3. Build a marketplace of partners and third-party solutions The business potential created by digital solutions and integrations within these ecosystems is huge and we are seeing many new players from a variety of industries including automotive, insurance, financial services, health care, energy and of course start-ups.
Today, many of the largest existing software ecosystems consist of thousands of partners. Automakers will need to rely on a variety of new partners to create and capture value to enhance their platform.
With automakers acting as the ecosystem orchestrators, they will achieve outsized results by attracting partners that provide complementary – and even competing – services that shape the ecosystem into a one-stop marketplace for customers. Similar to the natural world, diversity creates ecosystems with greater stability and resilience in the face of disruption.
The challenge is ensuring that the platform is valuable enough for service providers to dock in. It also takes incredible engineering to develop a platform that allows marketplace participants to dock in at different points in the consumer lifecycle. Automakers that successfully deploy this strategy will enjoy competitive advantage for years to come.

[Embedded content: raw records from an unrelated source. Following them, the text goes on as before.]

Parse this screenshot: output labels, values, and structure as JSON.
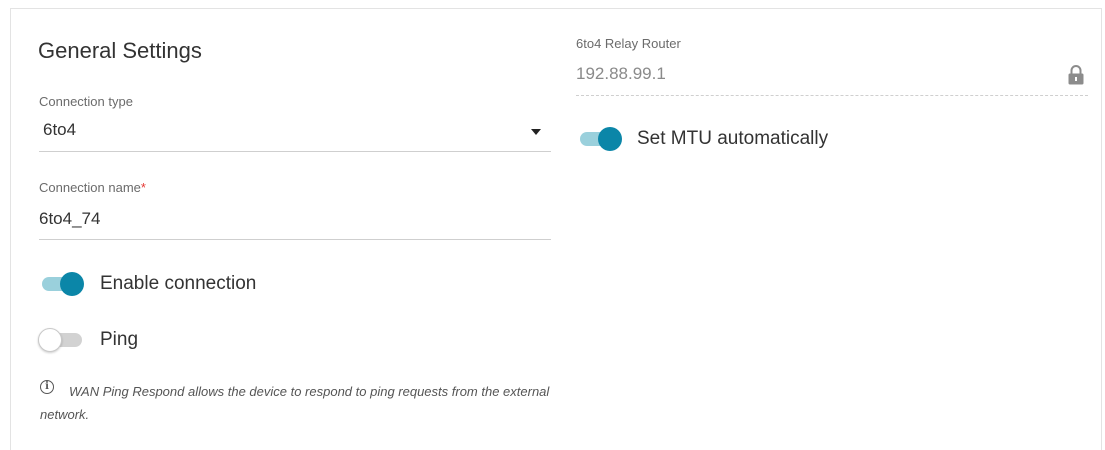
{
  "general": {
    "title": "General Settings",
    "connection_type": {
      "label": "Connection type",
      "value": "6to4"
    },
    "connection_name": {
      "label": "Connection name",
      "required_mark": "*",
      "value": "6to4_74"
    },
    "enable_connection": {
      "label": "Enable connection",
      "enabled": true
    },
    "ping": {
      "label": "Ping",
      "enabled": false
    },
    "info": {
      "icon": "info-icon",
      "text": "WAN Ping Respond allows the device to respond to ping requests from the external network."
    }
  },
  "relay": {
    "label": "6to4 Relay Router",
    "value": "192.88.99.1",
    "locked": true,
    "icon": "lock-icon"
  },
  "mtu": {
    "label": "Set MTU automatically",
    "enabled": true
  },
  "colors": {
    "accent": "#0b86a8",
    "accent_track": "#9ad0dc",
    "required": "#e53935"
  }
}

4. Continuously evolve the ecosystem experience The more effectively automakers can create continuous value for customers and providers through their platforms, the more likely those customers and providers will engage with the ecosystem. The operating model must be future-oriented and modern to adapt to new value propositions.
Today, 37% of car owners report their car dealership does not know them well, and 58% report their car manufacturer does not know them well, according to the 2023 European Car Ownership Report.
By collecting customer, vehicle and service data across offerings, automakers can continuously improve the ecosystem’s product mix and customer experience. Employing data to create personalized sales and service interactions will be key to boosting customer loyalty and lifetime value.
Today, the organizational set-up is still siloed across automaker services, in addition to fragmented partnerships. A more integrated mindset and way of working will enable OEMs to build the platform and marketplace required to transform into a true ecosystem orchestrator.
Now’s the time to be bold
Speed is critical to establish a strong market position for automakers. Many have started developing solutions and identifying strategic partnerships, but they need to speed up their efforts. First movers will have a competitive advantage as they build and continuously evolve a foundation of technical infrastructure, strategic partnerships and long-term customer relationships.